Every passing second felt like one more slipping away from Grace.

Clutching the photo printout, he vaulted over the pharmacy counter and landed in the work area. A female pharmacist wearing a white coat gasped. Another woman—likely a tech—let out a startled cry that died the instant Sean shoved the photo toward her.

“Who is this?”

“Sean.” Brian’s sharp warning came from the opposite side of the counter. “Easy.”

He flashed his credentials toward the trembling woman, his voice steady in a way Sean couldn’t manage. “Ma’am, I’m Special Agent Brian Malone with the State Bureau of Investigation. Can you tell us who the man in the photo is?”

The tech’s gaze darted between the four law enforcement officers surrounding her, her face draining of color.

Sean thrust the picture closer, every nerve in his body screaming for answers. It took every ounce of control not to bark the demand again.

Before she could respond, the pharmacist stepped forward and rested a hand on her coworker’s arm, guiding her aside so she could get a better look at the image. “That’s George.”

The name sliced through Sean. “George who?”

“Wallace. George Wallace. He’s a pharmacist here.”

Her eyes narrowed. “Why are you asking?”

“Where does he live, ma’am?” Brian asked.

“I—I don’t know.” She glanced toward the tech. “Sherry, do you know?”

When Sherry gave a panicked shake of her head, the pharmacist pointed toward the office behind Sean. “His address is on file. If you let me through, I can get it.”

He stepped aside at once. The movement brought him too close to Sherry, and she flinched. Awareness cut through the haze of adrenaline. He forced himself to rein in the desperation clawing through him and offered what he hoped resembled reassurance. “I’m sorry. It’s a matter of life and death.”
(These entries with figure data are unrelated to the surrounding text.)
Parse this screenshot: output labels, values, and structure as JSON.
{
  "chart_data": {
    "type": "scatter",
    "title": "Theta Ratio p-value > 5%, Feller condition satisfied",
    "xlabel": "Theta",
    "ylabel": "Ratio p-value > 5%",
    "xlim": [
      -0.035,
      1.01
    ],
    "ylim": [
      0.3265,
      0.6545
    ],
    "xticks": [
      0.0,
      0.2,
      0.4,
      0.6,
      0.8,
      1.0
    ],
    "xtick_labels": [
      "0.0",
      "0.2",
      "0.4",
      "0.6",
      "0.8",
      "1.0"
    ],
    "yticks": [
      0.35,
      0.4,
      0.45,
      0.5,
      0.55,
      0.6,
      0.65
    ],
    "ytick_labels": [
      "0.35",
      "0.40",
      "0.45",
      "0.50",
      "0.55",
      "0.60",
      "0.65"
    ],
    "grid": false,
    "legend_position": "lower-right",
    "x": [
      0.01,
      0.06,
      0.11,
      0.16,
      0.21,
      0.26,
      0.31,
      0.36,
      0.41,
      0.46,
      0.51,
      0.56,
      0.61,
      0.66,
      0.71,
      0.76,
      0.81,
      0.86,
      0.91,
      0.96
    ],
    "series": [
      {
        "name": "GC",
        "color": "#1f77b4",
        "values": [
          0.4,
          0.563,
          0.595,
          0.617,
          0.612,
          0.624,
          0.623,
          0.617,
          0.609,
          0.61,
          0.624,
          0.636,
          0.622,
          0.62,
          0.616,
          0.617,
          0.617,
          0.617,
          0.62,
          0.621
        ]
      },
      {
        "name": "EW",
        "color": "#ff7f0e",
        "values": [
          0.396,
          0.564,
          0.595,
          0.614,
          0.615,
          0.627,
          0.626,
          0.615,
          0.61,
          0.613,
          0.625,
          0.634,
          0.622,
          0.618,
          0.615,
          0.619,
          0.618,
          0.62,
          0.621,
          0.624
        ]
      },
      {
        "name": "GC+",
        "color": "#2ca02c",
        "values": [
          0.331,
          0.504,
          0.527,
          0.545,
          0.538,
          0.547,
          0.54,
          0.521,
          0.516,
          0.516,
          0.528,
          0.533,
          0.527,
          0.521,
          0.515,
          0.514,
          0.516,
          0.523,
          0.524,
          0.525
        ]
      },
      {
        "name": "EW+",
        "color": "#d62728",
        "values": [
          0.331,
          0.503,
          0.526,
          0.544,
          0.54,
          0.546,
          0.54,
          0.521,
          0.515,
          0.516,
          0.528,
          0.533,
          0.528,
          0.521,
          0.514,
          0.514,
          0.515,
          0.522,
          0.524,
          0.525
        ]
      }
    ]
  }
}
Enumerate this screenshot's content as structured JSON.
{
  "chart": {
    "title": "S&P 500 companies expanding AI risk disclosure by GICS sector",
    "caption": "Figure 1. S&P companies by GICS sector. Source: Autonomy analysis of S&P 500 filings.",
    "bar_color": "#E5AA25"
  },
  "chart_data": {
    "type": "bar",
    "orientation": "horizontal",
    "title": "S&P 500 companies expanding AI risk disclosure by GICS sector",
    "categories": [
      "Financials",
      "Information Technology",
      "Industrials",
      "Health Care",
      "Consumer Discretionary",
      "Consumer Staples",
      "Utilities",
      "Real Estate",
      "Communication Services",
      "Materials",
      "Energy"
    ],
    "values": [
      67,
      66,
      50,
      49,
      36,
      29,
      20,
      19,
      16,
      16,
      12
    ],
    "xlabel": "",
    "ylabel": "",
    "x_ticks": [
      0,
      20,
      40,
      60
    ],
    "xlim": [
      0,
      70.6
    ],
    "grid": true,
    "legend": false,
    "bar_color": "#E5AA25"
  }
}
Her only response was a jerky nod.

Sean followed the pharmacist into the cramped office. Filing cabinets lined one wall, and the stale scent of paper and toner hung in the air. Behind him, the others crowded the narrow hallway outside the open door.

The woman pulled open a drawer, thumbed through a stack of folders, and selected one near the back. She slid the top page free and angled it so they could both read.

Her finger landed on the address.

“Six-one-zero Park Terrace, in the Forest Glen condominiums.”

Sean was about to turn and relay it when something above the listing caught his eye. Another address that had been crossed out.

His pulse kicked up. “Did he move recently?”

“Yes. A few months ago. He moved here from Pennsylvania after his aunt died about six months ago. From what he said, her house needed a lot of renovation before he could live there, so he’s staying at the condo while he fixes it himself. That top address should be the house.”

The pieces snapped together in Sean’s mind. A secluded house. Renovations. Privacy. The kind of place a predator would choose.

He shoved past the others into the hallway. “Thirty-eight Pelican Lane, Evermont.” His voice cracked like a whip as he looked at Lynch. “Send units to Forest Glen just in case, but my money’s on Evermont.”

A grim certainty settled over him. And if his instincts were right, Grace was there right now—terrified, and counting on him to get there before George Wallace had the chance to do whatever sick nightmare he’d planned next.